EUR / USD
The euro continues to show resilience despite mixed signals from the Eurozone economy. The ECB's recent eighth consecutive rate cut, and signal of a potential pause reflects growing confidence that inflation is under control, having returned to the 2% target.
However, ECB policymakers remain cautious about the impact of Trump's tariff policies on the regional economy. While ECB officials like Nagel suggest monetary policy is now at a neutral level, providing flexibility for future decisions, concerns persist about trade uncertainties affecting growth. The euro's strength is also supported by structural factors, including the ECB's gradual approach to monetary easing and relatively stable economic fundamentals.
Looking ahead, the upcoming US CPI data, which is expected to have accelerated to 2.5% YoY in May, and any progress in trade negotiations between US and Chinese officials in London will be crucial in determining near-term currency movements. The divergence between ECB and Fed policy paths, with markets pricing in Fed rate cuts later this year, could provide additional support for the euro.
USD / JPY
The Japanese yen faces mounting pressure on the back of the recent remarks from Bank of Japan Governor Kazuo Ueda, reflecting growing concerns about the impact of trade tensions on Japan's economic outlook. This is particularly prevalent as the US and China prepare for crucial trade talks in London on June 9th.

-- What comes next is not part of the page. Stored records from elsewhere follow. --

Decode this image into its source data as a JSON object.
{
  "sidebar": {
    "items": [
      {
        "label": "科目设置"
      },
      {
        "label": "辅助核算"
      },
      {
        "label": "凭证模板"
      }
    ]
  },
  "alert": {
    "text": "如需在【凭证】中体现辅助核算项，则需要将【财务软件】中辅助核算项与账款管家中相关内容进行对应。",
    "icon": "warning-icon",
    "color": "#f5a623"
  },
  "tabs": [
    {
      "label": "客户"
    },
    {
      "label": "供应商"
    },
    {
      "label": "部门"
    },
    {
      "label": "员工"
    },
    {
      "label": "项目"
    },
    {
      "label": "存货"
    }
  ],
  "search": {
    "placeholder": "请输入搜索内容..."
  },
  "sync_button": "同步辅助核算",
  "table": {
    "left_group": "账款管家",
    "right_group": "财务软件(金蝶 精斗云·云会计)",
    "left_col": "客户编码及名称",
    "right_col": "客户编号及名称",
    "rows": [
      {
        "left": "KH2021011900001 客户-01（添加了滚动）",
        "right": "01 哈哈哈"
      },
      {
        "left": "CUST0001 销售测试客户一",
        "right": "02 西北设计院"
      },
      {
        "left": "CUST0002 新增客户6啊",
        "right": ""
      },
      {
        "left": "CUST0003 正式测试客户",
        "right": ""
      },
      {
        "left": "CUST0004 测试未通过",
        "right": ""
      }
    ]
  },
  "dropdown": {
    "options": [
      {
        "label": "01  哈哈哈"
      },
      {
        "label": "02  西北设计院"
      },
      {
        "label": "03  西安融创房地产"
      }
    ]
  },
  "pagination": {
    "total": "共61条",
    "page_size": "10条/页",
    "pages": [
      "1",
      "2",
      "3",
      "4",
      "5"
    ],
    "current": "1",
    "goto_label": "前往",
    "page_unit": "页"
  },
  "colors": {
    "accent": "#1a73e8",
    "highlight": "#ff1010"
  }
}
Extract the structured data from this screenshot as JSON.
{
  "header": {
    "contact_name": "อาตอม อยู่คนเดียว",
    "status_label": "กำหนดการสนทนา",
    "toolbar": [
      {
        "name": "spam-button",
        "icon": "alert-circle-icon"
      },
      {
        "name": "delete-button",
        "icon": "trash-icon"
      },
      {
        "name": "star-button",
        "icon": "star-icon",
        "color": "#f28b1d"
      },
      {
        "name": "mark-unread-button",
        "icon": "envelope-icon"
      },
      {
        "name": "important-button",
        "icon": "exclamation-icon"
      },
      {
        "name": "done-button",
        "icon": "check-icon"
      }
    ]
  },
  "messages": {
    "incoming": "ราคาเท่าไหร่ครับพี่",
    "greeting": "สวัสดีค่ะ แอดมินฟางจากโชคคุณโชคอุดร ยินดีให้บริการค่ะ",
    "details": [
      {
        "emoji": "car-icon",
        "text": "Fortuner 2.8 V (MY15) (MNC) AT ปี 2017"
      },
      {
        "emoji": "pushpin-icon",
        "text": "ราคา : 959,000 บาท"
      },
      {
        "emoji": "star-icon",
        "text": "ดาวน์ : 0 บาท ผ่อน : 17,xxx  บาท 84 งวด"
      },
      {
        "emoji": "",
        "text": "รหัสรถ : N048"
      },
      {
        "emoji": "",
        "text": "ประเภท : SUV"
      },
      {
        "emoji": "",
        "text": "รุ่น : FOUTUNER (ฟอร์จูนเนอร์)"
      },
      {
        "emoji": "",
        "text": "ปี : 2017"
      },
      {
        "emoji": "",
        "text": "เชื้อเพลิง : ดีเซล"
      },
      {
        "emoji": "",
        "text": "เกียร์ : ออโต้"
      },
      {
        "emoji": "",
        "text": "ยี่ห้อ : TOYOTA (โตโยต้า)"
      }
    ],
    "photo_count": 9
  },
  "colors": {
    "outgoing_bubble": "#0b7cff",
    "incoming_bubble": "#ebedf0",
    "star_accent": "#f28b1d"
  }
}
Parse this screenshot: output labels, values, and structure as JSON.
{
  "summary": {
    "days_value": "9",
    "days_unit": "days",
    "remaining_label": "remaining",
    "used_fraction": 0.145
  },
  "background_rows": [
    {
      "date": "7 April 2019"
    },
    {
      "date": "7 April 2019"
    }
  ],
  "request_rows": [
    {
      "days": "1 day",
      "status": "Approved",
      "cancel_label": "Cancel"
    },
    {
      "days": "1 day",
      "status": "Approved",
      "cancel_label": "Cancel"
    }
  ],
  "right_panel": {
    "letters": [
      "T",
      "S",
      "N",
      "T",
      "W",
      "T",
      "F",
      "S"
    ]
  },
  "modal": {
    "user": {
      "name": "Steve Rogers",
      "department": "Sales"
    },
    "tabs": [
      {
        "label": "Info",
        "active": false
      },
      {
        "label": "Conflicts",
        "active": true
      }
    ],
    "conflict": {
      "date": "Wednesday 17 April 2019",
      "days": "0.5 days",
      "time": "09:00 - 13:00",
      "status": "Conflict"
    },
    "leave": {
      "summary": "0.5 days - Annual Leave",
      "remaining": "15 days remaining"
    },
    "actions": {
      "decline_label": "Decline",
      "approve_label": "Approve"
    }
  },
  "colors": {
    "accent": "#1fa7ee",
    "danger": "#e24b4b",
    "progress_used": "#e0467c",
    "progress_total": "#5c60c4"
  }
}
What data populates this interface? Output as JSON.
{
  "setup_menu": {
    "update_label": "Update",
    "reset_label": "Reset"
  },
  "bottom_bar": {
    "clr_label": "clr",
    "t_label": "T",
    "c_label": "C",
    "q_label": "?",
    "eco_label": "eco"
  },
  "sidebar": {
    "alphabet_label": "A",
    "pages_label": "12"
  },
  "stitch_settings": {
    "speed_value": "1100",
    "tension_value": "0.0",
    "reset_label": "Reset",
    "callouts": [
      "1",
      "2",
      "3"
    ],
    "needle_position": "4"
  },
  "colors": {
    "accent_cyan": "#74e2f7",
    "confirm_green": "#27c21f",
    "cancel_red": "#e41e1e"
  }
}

Moreover, the Japanese economy's vulnerability is further highlighted by preliminary data showing a 0.2% contraction in Q1 2025, following 0.6% growth in Q4 2024, with weak external demand and private consumption weighing heavily on economic momentum. Market expectations suggest the Bank of Japan will maintain its dovish stance in the near term, especially as producer prices are forecast to show declining inflation trends, with May figures expected to drop to 3.5% year-on-year from 4.0% in April.
The upcoming Japanese GDP data release will be crucial in determining the yen's direction, as weaker numbers could effectively close the door on potential BoJ policy adjustments in 2025. The combination of these factors, alongside the broader implications of US-China trade negotiations, suggests growing pressures on the yen, especially if economic indicators disappoint.
GBP / USD
The pound remains resilient despite growing domestic performance pressures. Recent employment data shows the UK labour market softening, with unemployment edging up to 4.6% - the highest level since 2021, while wage growth continues to moderate.
The US jobs report indicated steady but cooling employment growth, keeping the Federal Reserve on hold at its June meeting. Trump's aggressive trade policies and tariff threats are creating market volatility and weighing on global risk sentiment, which is supporting the pound's position as an alternative to the dollar. The upcoming US CPI data will be crucial, with expectations for core inflation to tick up to 2.9% annually in May from 2.8% previously.
The Bank of England faces a challenging balancing act between supporting growth and containing inflation while markets are pricing in Fed rate cuts by year-end. The UK's exemption from Trump's steel and aluminium tariffs provides some support for sterling, which suggests continued resilience in the pound relative to its European counterpart.